Intel has open-sourced BigDL, a distributed deep learning library that runs on Apache Spark. It leverages existing Spark clusters to run deep learning computations and simplifies the data loading from big datasets stored in Hadoop.
Tests show a significant speedup performance running on Xeon servers compared to other open source frameworks Caffe, Torch or TensorFlow. The speed is comparable with a mainstream GPU and BigDL is able to scale to tens of Xeon servers.
The BigDL library supports Spark versions 1.5, 1.6 and 2.0 and allows for deep learning to be embedded in existing Spark based programs. It contains methods to convert Spark RDDs to a BigDL DataSet and can be used directly with Spark ML Pipelines.
For model training, BigDL applies a synchronous mini-batch SGD (Stochastic Gradient Descent) executed in a single Spark task across multiple executors. Each executor runs a multi-threaded engine and processes a part of the micro-batch data. In the current version, all the training and validation data is loaded into memory.
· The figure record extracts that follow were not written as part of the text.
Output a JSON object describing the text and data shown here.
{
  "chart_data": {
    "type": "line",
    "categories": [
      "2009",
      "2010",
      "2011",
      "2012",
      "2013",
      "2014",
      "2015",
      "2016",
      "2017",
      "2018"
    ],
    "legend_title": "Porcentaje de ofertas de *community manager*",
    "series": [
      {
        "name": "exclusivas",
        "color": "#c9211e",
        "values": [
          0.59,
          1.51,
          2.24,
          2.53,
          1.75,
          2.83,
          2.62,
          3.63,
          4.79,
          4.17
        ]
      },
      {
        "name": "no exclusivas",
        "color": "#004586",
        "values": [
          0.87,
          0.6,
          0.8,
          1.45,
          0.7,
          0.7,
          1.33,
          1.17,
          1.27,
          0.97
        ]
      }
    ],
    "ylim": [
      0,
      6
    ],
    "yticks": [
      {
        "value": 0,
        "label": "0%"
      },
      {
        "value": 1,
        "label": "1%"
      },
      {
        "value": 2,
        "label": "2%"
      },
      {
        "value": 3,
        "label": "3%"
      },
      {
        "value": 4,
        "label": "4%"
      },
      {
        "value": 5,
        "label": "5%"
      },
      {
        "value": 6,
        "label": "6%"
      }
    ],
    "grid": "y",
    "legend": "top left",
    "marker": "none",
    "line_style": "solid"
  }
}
BigDL is implemented in Scala and is modeled after Torch. Like Torch, it provides a Tensor class, that uses Intel MKL library for computations. Intel MKL, short for Math Kernel Library, consists of a library with a set of routines optimized for calculations, ranging from FFT (Fast Fourier Transform) to matrix multiplications, that are heavily used for deep learning model training. Other concepts borrowed from Torch are Module, inspired on Torch’s nn package, that represents individual neural network layers, Table and Criterion.
BigDL provides an AWS EC2 image and examples for text classification using convolutional neural networks, image classification and how to load models pre-trained in Torch or Caffe into Spark for predictions computation. The main community requests are Python support and MKL-DNN, deep learning extensions for MKL.